You surely have heard of Hildegard, the medieval mystic, composer, author, poet, and playwright who, in October 2012, became the thirty-fifth Doctor of the Church—and the fourth female Doctor. She was gifted with her first vision when she was still a toddler, and when she was somewhere around thirteen, went to live with Jutta of Sponheim, a woman religious who would be responsible for the education of Hildegard and other girls. The lessons included Latin, scripture, and reading and writing. This knowledge would prove critical to Hildegard later in life; starting when she was sixty, she put together at least four lengthy preaching tours, something that was as unusual for a woman then as it would be today. She traveled for miles and miles by foot, horseback, or ship despite some serious illnesses (not to mention natural aging; Hildegard wrote that her body was tired “like the herbs losing the greening power in winter.”
You may not know, however, that she was involved in controversy in the year she died. A young man who had been excommunicated had received the last rites and the Eucharist and been buried at the cemetery next to her convent. Local church authorities ordered Hildegard to have the body removed; she refused, saying he had been reconciled to the Lord. The convent for a time was barred from all religious activities, but ultimately, Hildegard prevailed, with the archbishop of Mainz accepting her explanation, but cautioning her against such activities in the future.

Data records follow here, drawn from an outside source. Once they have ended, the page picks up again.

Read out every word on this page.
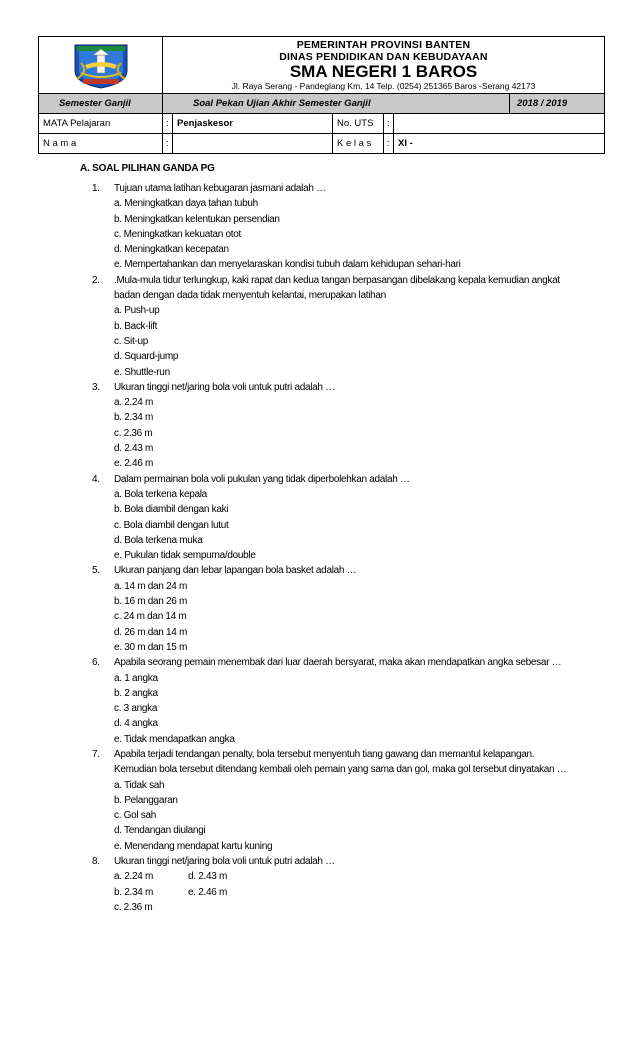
PEMERINTAH PROVINSI BANTEN
DINAS PENDIDIKAN DAN KEBUDAYAAN
SMA NEGERI 1 BAROS
Jl. Raya Serang - Pandeglang Km. 14 Telp. (0254) 251365 Baros -Serang 42173
Semester Ganjil	Soal Pekan Ujian Akhir Semester Ganjil	2018 / 2019
MATA Pelajaran	: Penjaskesor	No. UTS	:
N a m a	:	K e l a s	: XI -
A. SOAL PILIHAN GANDA PG
1. Tujuan utama latihan kebugaran jasmani adalah …
a. Meningkatkan daya tahan tubuh
b. Meningkatkan kelentukan persendian
c. Meningkatkan kekuatan otot
d. Meningkatkan kecepatan
e. Mempertahankan dan menyelaraskan kondisi tubuh dalam kehidupan sehari-hari
2. .Mula-mula tidur terlungkup, kaki rapat dan kedua tangan berpasangan dibelakang kepala kemudian angkat
badan dengan dada tidak menyentuh kelantai, merupakan latihan
a. Push-up
b. Back-lift
c. Sit-up
d. Squard-jump
e. Shuttle-run
3. Ukuran tinggi net/jaring bola voli untuk putri adalah …
a. 2.24 m
b. 2.34 m
c. 2.36 m
d. 2.43 m
e. 2.46 m
4. Dalam permainan bola voli pukulan yang tidak diperbolehkan adalah …
a. Bola terkena kepala
b. Bola diambil dengan kaki
c. Bola diambil dengan lutut
d. Bola terkena muka
e. Pukulan tidak sempurna/double
5. Ukuran panjang dan lebar lapangan bola basket adalah …
a. 14 m dan 24 m
b. 16 m dan 26 m
c. 24 m dan 14 m
d. 26 m dan 14 m
e. 30 m dan 15 m
6. Apabila seorang pemain menembak dari luar daerah bersyarat, maka akan mendapatkan angka sebesar …
a. 1 angka
b. 2 angka
c. 3 angka
d. 4 angka
e. Tidak mendapatkan angka
7. Apabila terjadi tendangan penalty, bola tersebut menyentuh tiang gawang dan memantul kelapangan.
Kemudian bola tersebut ditendang kembali oleh pemain yang sama dan gol, maka gol tersebut dinyatakan …
a. Tidak sah
b. Pelanggaran
c. Gol sah
d. Tendangan diulangi
e. Menendang mendapat kartu kuning
8. Ukuran tinggi net/jaring bola voli untuk putri adalah …
a. 2.24 m	d. 2.43 m
b. 2.34 m	e. 2.46 m
c. 2.36 m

Knee-jerk challenges to authority benefit no one. But as Catholics, we are called to study our dogma and doctrine. It is our duty to share our thoughts and discernments on issues and situations that are open to discussion and interpretation, and to provide a thoughtful alternative view where appropriate.
The Word is living, being, spirit, all verdant greening, all creativity. This Word manifests itself in every creature. (Saint Hildegard of Bingen)
Spend some time with the Catechism of the Catholic Church, or talk with a priest or spiritual adviser to better understand the basis for Church teachings that trouble you. You may be surprised to find your understanding of the Church’s position is more nuanced than you thought.
Pope Benedict spoke about Hildegard of Bingen during two of his general audiences in September 2010. He praised the humility with which she received God’s gifts, and the obedience she gave Church authorities. He praised too the “rich theological content” of her mystical visions that sum up the history of salvation from creation to the end of time.
During his papacy, Pope Benedict XVI said, “Let us always invoke the Holy Spirit, so that he may inspire in the Church holy and courageous women like Saint Hildegard of Bingen who, developing the gifts they have received from God, make their own special and valuable contribution to the spiritual development of our communities and of the Church in our time.”